While we don’t know who Jack the Ripper was, we do have lots of evidence of what he did, so if someone could use that evidence to say he was a fishmonger, more power to him or her. But far out hypotheses usually work by leaving evidence out, and it is good for students to be caught doing this. That is why one of the first steps of a PhD is a thorough literature search. You don’t want to do research based only on what you remember or what struck you.
The OP is right: Any such critique is fanwank, but some fanwank is marked out by being more supported in the text and by logic. Saying it is “true” or “false” is missing the point, because it is all false, because it is fiction, and the sole reason anything happens in fiction is because the author demanded it so.
However, we politely ignore that, and analyze for depth, as a way to use that work as a lens to view our own psyches and, perhaps, in some rare cases, the outside world.

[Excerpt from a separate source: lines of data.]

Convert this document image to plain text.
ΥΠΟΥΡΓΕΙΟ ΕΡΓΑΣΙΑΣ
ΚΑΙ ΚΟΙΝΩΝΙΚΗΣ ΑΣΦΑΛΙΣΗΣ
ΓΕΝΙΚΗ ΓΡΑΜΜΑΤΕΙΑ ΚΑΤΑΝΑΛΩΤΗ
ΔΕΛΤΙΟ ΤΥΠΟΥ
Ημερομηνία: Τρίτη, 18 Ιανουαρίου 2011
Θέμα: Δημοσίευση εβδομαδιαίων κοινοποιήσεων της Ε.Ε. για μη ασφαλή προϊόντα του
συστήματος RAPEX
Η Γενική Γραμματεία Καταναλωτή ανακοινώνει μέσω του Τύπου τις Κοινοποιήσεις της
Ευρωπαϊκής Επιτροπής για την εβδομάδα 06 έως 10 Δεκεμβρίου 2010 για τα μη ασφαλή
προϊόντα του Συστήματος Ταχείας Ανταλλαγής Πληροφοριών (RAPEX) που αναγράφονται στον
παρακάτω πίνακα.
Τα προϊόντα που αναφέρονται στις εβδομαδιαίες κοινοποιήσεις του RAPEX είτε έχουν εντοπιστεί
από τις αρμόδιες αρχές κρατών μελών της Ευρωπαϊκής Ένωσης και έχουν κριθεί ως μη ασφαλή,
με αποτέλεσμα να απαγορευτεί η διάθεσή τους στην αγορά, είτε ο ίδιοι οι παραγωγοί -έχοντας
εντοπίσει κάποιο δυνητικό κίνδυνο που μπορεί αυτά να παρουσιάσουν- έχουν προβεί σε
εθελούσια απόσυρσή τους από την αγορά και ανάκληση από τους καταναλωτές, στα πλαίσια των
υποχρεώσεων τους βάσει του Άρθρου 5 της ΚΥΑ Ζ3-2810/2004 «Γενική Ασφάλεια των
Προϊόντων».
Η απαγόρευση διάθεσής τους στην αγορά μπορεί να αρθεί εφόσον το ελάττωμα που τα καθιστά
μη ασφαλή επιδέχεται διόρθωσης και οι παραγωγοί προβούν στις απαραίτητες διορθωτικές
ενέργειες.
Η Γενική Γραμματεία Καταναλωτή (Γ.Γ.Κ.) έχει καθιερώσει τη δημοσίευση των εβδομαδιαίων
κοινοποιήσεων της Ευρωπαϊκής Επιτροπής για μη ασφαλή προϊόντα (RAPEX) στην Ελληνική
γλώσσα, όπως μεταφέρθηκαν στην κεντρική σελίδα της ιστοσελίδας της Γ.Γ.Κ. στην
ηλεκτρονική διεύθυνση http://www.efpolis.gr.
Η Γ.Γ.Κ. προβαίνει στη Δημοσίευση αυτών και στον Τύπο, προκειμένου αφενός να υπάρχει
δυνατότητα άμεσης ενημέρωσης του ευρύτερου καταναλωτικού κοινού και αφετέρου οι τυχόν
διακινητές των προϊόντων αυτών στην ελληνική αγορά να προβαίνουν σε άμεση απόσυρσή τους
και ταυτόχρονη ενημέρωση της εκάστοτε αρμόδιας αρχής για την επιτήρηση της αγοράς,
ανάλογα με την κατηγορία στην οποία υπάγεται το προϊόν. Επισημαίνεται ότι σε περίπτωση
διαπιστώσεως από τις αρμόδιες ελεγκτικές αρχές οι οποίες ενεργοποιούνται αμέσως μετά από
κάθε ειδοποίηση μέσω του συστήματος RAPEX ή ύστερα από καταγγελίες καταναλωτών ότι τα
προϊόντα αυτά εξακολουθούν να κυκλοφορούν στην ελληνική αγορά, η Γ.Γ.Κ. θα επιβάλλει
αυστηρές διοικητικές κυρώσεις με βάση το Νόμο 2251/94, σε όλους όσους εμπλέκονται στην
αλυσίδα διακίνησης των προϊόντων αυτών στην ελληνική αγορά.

The essential similarity between literary analysis and the psychological works of Freud and Jung is probably going to get some people really, really angry with me, but it cannot be denied.
That’s f’sure! I once wrote a story about cats and dogs…and an astute reader said that it was really about blacks and whites in American society. And the most wonderful part is that he’s not wrong. It wasn’t what I meant at all at all, but his is one entirely valid interpretation of the story!
Most authors will be familiar with the “mind of their own” effect, where their characters sometimes (often!) develop personality traits that the writer did not intend. The character seems to “come alive” in an eerie way. Many times, I’ve had my characters tell me, “No, I’m not going to do that.” Not literally…but it feels very much as if they are taking on a kind of personality of their own.
I’d say the ability “to infer, deduce and provide concise and well chosen arguments to argue a point” and “hold a weighty argument” are pretty important abilities to have, and that it is worthwhile for students to get some practice. It’s rather depressing that a teacher would think otherwise.
As for Jack the Ripper, people could and would “argue otherwise” about an off-beat theory as to his identity. People have been arguing about who Jack the Ripper really was for more than a century. That his true identity has never been proven (and likely never will be) is the reason why many people find this an interesting topic to debate.
They’re not real people, folks. The author can create a character, and take any article that fits out of the closet and dress him up with it. You never find out if the character in a book carries a set of jumper cables in his trunk. You never know if he is ever constipated and is troubled by having to strain at the stool. You never find out if he likes or hates cilantro. You don’t even know if he is left-handed.
A hypothesis I’ve seen used to explain it is that humans have “people simulators” in their heads, evolved to simulate and predict the behavior of other people. Authors re-purpose those simulators to predict the behavior of imaginary people, but as they have no conscious control over or awareness of them pretty much have to take the output they are given. If they try to write against what they are given by their simulator them they are abandoning their best tool for understanding human behavior, and so the quality of the characterization tends to drop markedly.
Basically you aren’t literally arguing with the character, but with a semi-independent subsystem of your own mind that is pretending to be the character.
But that seems to take this to a different place: instead of asking if it’s feasible or worthwhile to discuss the personality traits of fictional characters, you seem to be saying here that we’re in a Who-Can-Possibly-Say and We-Will-Never-Know situation when it comes to any real-life None-Of-Us-Were-There-To-Clarify scenario that ends with us throwing up our hands and saying, quote-unquote, “who knows?”
If that’s the logic powering the original post, then why was it limited to fiction? Won’t the exact same factors stymie psychological speculation just as much when discussing historical personages or literary characters?